A parent signed their child up with a secondary school in New Zealand. They were seeking a prestigious school and great academic success as the student had ambitions to become an engineer and needed high marks to gain entry to their desired university program. The education provider had only limited spots available for the school year and required prospective students to complete an interview process ahead of being offered a place.
During this interview, the student had made clear that he wished to study advanced mathematics at their school, and the school representative had informed the student that this course was not available, but that it could be self-studied. After the interview, the student was offered a place at the school. The parent paid the tuition fee and sent an email though with the student’s preferred course selection. Two weeks ahead of school start, it became apparent to the parent that advanced mathematics would not be a subject available for their child and they enquired with the school who confirmed that this was the case. Upon hearing this news, the parent decided to withdraw the child from the school.

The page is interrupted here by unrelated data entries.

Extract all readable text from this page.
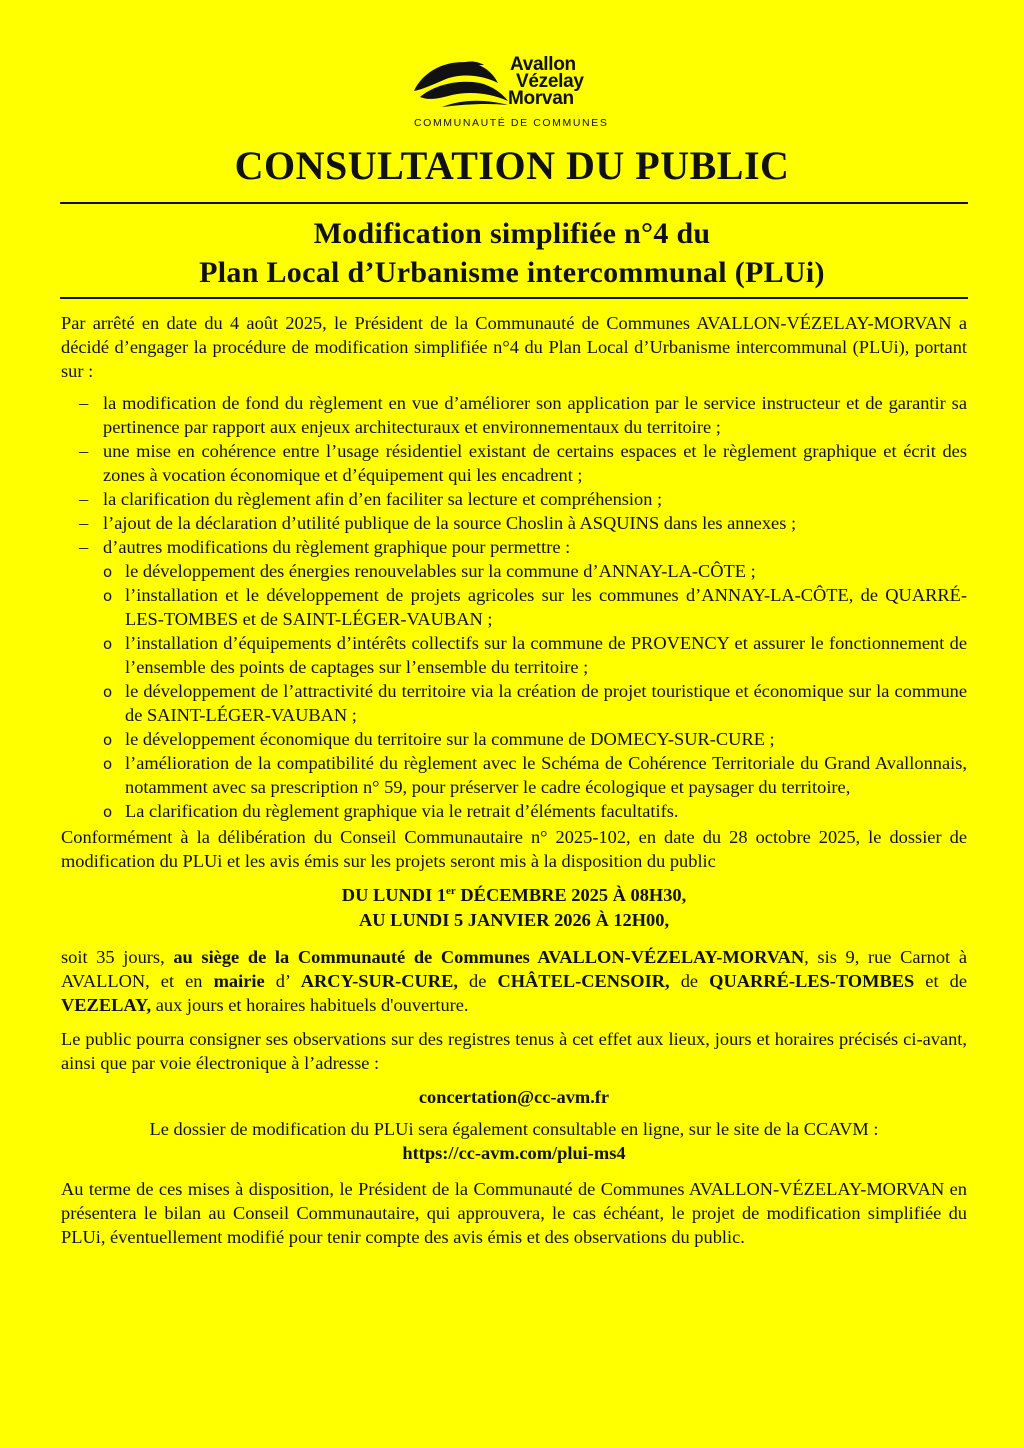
Avallon
Vézelay
Morvan
COMMUNAUTÉ DE COMMUNES
CONSULTATION DU PUBLIC
Modification simplifiée n°4 du
Plan Local d’Urbanisme intercommunal (PLUi)

Par arrêté en date du 4 août 2025, le Président de la Communauté de Communes AVALLON-VÉZELAY-MORVAN a décidé d’engager la procédure de modification simplifiée n°4 du Plan Local d’Urbanisme intercommunal (PLUi), portant sur :

– la modification de fond du règlement en vue d’améliorer son application par le service instructeur et de garantir sa pertinence par rapport aux enjeux architecturaux et environnementaux du territoire ;
– une mise en cohérence entre l’usage résidentiel existant de certains espaces et le règlement graphique et écrit des zones à vocation économique et d’équipement qui les encadrent ;
– la clarification du règlement afin d’en faciliter sa lecture et compréhension ;
– l’ajout de la déclaration d’utilité publique de la source Choslin à ASQUINS dans les annexes ;
– d’autres modifications du règlement graphique pour permettre :
o le développement des énergies renouvelables sur la commune d’ANNAY-LA-CÔTE ;
o l’installation et le développement de projets agricoles sur les communes d’ANNAY-LA-CÔTE, de QUARRÉ-LES-TOMBES et de SAINT-LÉGER-VAUBAN ;
o l’installation d’équipements d’intérêts collectifs sur la commune de PROVENCY et assurer le fonctionnement de l’ensemble des points de captages sur l’ensemble du territoire ;
o le développement de l’attractivité du territoire via la création de projet touristique et économique sur la commune de SAINT-LÉGER-VAUBAN ;
o le développement économique du territoire sur la commune de DOMECY-SUR-CURE ;
o l’amélioration de la compatibilité du règlement avec le Schéma de Cohérence Territoriale du Grand Avallonnais, notamment avec sa prescription n° 59, pour préserver le cadre écologique et paysager du territoire,
o La clarification du règlement graphique via le retrait d’éléments facultatifs.

Conformément à la délibération du Conseil Communautaire n° 2025-102, en date du 28 octobre 2025, le dossier de modification du PLUi et les avis émis sur les projets seront mis à la disposition du public

DU LUNDI 1er DÉCEMBRE 2025 À 08H30,
AU LUNDI 5 JANVIER 2026 À 12H00,

soit 35 jours, au siège de la Communauté de Communes AVALLON-VÉZELAY-MORVAN, sis 9, rue Carnot à AVALLON, et en mairie d’ ARCY-SUR-CURE, de CHÂTEL-CENSOIR, de QUARRÉ-LES-TOMBES et de VEZELAY, aux jours et horaires habituels d'ouverture.

Le public pourra consigner ses observations sur des registres tenus à cet effet aux lieux, jours et horaires précisés ci-avant, ainsi que par voie électronique à l’adresse :

concertation@cc-avm.fr

Le dossier de modification du PLUi sera également consultable en ligne, sur le site de la CCAVM :

https://cc-avm.com/plui-ms4

Au terme de ces mises à disposition, le Président de la Communauté de Communes AVALLON-VÉZELAY-MORVAN en présentera le bilan au Conseil Communautaire, qui approuvera, le cas échéant, le projet de modification simplifiée du PLUi, éventuellement modifié pour tenir compte des avis émis et des observations du public.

The parent contacted iStudent Complaints as she could not reach a resolution with the education provider with regards to a refund. The parent argued that the school had had adequate opportunity to inform her that advanced math was not an available course. Furthermore, she believed that only informing her son who was a minor that the course was not available was not appropriate. Lastly, she believed that she should be entitled to a full refund for two reasons. Firstly, she would have never enrolled her son if it had been made clear that advanced math was not an available subject and secondly because the schools refund policy stated that if they were unable to provide a course the parent would be refunded.
The school had initially declined to refund the parent as they had withdrawn the child from the school after the refund deadline.
How we helped
iStudent Complaints’ Resolution Coordinator contacted the involved parties and collated a large amount of relevant information from the student and the education provider regarding the ongoing dispute. The Resolution Coordinator ensured that the internal complaint processes of the education provider had been exhausted and provided a forum for negotiation, in which the education provider agreed to offer an 80% refund of the tuition fees. The parent was not agreeable to this offer and further demanded a refund of any immigration fees they had incurred on top of a full refund. iStudent Complaints progressed the matter to a facilitation where the parties reached an agreement.
After a productive facilitation both parties understood each other’s perspectives and the provider took the opportunity to ask for feedback about their enrolment process to ensure this would not happen again. The parties agreed to a full refund of the tuition fee and that the parent would bear their own immigration costs.